The Pre 2 is the first major Palm product to come out since HP bought Palm earlier this year. It comes with a moderate hardware upgrade, with a 1GHz processor, 5-megapixel camera and other features, but more importantly runs the next-generation WebOS 2.0 operating system. Among other improvements, the new OS will be compatible with Adobe Flash 10.1 and QuickOffice Connect and will allow users to perform tasks immediately by typing on the physical keyboard.

With its acquisition by HP, the once independent Palm became part of a technology giant with well-developed channels into large enterprises and small and medium-size businesses as well as retail stores. It remains to be seen whether the larger company can make Palm products more competitive in a smartphone industry that has only become more cutthroat since the buyout deal was made in late April.

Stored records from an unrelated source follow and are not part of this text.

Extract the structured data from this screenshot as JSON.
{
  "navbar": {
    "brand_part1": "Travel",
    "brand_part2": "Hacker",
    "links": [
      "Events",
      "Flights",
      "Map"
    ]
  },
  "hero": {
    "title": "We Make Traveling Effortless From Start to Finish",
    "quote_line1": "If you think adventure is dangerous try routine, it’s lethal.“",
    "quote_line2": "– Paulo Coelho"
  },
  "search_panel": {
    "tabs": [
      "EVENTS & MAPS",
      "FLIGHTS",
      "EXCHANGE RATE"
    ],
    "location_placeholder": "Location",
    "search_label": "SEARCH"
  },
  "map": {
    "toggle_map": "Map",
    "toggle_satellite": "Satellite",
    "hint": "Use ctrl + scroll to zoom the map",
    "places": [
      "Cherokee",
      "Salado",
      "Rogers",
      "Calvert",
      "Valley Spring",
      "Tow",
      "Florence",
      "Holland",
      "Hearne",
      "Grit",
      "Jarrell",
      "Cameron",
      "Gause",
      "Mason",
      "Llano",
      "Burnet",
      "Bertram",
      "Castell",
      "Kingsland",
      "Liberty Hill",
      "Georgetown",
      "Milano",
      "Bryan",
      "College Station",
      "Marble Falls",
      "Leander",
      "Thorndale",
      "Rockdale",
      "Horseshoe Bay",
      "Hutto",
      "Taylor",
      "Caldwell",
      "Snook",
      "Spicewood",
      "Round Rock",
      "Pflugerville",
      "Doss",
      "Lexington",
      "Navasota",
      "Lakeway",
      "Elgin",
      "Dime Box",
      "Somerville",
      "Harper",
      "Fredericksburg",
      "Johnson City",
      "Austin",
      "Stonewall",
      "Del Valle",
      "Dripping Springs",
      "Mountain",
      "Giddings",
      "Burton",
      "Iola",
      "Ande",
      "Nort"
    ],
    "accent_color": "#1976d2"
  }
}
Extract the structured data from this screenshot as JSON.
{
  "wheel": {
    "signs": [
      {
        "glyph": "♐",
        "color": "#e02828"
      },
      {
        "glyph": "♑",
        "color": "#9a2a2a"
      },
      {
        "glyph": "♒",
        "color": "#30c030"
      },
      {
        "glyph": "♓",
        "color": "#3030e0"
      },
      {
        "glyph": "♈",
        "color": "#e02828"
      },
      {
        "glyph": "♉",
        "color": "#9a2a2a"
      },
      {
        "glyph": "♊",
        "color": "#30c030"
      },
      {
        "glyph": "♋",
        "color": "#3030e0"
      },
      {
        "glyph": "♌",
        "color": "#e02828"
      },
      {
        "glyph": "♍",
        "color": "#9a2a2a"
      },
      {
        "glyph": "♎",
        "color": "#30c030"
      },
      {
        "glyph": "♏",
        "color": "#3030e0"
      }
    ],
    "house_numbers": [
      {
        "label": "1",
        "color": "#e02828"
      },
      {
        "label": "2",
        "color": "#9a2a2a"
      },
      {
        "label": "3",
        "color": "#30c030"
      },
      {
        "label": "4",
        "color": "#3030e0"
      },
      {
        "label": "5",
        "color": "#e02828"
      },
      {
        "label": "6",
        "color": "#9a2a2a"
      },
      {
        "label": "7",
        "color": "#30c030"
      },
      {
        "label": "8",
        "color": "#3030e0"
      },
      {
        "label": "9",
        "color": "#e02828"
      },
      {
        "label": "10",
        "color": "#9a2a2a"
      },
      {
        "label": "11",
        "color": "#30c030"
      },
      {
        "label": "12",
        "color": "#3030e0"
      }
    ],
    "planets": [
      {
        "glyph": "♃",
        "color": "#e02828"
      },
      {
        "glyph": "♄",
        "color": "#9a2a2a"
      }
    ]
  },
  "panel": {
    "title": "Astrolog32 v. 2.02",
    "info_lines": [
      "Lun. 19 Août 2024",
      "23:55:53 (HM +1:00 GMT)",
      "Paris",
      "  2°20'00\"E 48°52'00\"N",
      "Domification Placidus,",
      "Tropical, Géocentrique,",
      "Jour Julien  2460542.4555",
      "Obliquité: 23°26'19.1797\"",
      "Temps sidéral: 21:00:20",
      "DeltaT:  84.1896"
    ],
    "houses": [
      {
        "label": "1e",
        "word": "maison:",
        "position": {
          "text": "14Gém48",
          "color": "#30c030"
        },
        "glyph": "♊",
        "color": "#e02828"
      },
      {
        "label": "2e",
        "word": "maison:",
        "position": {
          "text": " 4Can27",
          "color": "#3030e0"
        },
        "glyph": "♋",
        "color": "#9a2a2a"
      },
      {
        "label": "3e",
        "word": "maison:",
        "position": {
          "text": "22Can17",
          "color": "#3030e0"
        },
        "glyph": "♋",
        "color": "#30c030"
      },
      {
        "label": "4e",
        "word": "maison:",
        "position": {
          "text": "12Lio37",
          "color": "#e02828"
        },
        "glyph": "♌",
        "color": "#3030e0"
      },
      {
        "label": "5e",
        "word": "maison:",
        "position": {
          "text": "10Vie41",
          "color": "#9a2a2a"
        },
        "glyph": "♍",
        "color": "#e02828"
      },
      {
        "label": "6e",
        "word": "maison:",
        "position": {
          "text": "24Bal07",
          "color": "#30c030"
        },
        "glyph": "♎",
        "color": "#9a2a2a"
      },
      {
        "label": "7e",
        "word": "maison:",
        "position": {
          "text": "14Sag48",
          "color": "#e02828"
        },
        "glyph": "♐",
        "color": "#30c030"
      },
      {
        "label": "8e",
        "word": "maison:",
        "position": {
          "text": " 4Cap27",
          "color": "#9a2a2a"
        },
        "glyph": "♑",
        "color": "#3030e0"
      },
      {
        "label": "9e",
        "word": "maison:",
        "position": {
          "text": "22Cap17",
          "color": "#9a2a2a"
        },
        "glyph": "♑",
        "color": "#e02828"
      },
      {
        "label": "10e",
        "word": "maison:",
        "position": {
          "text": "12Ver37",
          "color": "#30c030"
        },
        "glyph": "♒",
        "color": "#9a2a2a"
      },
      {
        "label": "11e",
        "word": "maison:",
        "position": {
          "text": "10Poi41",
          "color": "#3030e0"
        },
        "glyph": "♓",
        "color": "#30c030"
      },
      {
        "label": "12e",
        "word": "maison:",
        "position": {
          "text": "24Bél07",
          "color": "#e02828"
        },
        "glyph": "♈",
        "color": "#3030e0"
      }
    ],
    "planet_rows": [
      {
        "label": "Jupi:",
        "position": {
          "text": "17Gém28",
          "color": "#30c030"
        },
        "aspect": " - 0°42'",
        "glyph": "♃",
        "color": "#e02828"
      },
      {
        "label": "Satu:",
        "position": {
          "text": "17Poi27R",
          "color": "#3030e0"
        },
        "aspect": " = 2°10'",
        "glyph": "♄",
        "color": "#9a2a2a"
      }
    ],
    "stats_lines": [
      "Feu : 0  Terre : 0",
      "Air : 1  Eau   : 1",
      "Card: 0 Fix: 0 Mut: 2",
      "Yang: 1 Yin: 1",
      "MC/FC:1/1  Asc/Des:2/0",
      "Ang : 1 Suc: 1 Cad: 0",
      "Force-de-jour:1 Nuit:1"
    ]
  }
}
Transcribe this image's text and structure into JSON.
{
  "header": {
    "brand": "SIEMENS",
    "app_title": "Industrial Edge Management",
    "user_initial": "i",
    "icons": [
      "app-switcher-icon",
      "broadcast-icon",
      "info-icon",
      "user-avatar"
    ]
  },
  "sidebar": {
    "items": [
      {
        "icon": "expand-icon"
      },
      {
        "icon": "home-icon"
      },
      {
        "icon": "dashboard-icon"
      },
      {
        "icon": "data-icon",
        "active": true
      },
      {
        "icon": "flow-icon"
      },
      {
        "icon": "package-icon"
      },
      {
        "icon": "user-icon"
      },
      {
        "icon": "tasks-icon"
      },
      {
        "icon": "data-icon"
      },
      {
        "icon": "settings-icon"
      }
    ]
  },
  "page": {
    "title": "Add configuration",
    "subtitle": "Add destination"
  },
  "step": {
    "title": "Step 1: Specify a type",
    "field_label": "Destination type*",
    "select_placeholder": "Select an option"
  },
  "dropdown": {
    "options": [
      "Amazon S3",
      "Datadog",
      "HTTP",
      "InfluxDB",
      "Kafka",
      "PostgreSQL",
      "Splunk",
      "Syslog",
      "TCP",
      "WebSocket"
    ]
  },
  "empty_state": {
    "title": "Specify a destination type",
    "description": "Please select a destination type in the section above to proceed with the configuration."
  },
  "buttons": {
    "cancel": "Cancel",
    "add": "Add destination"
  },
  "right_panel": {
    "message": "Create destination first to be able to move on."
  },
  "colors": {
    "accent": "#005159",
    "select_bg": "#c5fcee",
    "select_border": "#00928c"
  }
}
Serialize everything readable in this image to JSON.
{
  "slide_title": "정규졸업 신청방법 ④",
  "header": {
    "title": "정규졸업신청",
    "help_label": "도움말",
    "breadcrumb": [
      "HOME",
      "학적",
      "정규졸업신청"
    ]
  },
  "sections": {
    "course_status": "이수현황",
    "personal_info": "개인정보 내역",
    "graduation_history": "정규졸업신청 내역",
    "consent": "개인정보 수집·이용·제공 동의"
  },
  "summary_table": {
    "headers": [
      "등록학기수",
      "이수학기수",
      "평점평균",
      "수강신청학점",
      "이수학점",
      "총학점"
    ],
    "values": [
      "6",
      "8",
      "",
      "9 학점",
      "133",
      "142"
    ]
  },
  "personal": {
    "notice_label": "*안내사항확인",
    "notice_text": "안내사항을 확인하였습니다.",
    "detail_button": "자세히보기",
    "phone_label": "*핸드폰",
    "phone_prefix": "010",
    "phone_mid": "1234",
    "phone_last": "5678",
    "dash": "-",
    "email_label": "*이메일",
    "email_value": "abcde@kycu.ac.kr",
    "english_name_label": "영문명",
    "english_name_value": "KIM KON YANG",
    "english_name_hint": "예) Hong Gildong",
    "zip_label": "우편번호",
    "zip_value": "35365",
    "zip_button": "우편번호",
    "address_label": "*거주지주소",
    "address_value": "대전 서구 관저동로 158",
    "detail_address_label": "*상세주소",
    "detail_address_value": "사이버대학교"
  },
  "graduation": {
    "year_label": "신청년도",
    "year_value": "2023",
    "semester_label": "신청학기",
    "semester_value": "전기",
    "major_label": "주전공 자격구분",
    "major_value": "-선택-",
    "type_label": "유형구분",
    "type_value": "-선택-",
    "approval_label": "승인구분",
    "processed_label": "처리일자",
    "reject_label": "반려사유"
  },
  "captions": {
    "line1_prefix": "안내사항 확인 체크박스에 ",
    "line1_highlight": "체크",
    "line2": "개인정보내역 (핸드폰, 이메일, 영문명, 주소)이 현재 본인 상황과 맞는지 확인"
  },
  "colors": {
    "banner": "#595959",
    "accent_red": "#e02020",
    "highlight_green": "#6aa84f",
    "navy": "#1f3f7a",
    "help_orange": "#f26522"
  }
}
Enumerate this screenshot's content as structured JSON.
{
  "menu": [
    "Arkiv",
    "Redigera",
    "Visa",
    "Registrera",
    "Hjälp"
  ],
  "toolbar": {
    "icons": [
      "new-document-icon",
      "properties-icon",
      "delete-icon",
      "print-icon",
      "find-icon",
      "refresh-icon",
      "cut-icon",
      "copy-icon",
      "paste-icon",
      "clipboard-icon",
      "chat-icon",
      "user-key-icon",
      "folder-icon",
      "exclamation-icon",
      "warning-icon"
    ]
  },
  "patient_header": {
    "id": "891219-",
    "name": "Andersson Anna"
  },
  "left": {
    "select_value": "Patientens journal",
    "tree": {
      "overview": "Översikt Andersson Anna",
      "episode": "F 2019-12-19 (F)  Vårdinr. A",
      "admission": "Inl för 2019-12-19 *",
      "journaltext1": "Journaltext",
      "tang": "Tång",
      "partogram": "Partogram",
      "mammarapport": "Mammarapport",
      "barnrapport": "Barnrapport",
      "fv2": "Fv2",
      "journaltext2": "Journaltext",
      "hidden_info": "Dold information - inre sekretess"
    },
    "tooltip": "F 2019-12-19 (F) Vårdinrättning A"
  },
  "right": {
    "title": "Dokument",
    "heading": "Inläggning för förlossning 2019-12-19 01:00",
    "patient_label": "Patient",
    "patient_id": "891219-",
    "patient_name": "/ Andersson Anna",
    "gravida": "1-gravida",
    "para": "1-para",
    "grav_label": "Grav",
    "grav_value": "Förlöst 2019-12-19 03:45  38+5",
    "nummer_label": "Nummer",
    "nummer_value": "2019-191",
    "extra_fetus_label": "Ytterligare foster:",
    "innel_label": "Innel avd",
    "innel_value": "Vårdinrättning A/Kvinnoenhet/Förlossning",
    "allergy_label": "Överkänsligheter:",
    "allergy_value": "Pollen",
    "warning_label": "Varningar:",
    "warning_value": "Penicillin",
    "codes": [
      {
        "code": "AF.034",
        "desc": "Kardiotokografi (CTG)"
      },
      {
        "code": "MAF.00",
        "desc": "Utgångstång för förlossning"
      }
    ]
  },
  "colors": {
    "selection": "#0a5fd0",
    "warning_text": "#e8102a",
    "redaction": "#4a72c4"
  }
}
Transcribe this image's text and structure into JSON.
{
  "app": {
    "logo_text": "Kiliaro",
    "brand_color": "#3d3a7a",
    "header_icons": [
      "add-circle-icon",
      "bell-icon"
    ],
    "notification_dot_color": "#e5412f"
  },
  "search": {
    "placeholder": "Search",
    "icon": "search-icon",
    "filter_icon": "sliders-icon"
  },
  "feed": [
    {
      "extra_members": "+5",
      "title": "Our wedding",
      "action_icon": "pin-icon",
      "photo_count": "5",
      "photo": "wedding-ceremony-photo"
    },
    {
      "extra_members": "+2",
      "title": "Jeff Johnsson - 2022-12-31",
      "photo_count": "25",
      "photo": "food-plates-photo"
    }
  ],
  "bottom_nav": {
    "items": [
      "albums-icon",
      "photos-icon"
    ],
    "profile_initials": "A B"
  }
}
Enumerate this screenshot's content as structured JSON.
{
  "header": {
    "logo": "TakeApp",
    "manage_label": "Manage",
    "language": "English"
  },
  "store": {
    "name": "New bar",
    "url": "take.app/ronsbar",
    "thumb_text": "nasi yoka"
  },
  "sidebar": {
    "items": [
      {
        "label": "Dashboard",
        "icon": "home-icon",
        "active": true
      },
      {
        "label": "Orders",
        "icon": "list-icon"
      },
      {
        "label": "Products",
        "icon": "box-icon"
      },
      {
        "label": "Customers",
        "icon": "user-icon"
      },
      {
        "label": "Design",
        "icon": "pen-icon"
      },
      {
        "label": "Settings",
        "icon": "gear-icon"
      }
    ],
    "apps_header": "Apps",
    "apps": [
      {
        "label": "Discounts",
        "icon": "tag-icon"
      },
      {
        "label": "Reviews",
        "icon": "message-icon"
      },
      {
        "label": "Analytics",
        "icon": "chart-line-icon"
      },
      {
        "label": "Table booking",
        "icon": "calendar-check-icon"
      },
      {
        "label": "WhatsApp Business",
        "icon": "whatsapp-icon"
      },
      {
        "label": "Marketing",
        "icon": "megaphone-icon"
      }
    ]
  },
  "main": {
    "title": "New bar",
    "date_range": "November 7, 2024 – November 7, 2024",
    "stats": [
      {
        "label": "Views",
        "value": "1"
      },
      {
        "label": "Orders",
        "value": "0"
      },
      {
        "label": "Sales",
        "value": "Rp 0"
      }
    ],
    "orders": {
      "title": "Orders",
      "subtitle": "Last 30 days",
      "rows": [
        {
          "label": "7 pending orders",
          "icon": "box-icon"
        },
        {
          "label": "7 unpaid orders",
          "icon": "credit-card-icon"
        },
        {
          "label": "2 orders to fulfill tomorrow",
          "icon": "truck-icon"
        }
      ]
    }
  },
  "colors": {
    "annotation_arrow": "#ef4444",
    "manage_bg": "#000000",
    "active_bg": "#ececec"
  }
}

The Palm Pre, introduced last year by the independent Palm company, won praise from many observers for its slick slider design and multitasking WebOS software. That OS had been years in development and represented Palm's final bid to regain share in the smartphone business. But it failed to grab enough consumers' attention amid new iPhone, Android and BlackBerry rollouts, and by early this year Palm was still reporting big losses and carriers were slashing prices on the Pre and its smaller sibling, the Pixi.

Most mobile phones in the U.S. are sold by carriers and locked for use only on their networks and those of their roaming partners. Google sold its Nexus One handset on its own website, including in an unlocked model, but stopped selling it in July after only a few months of sales.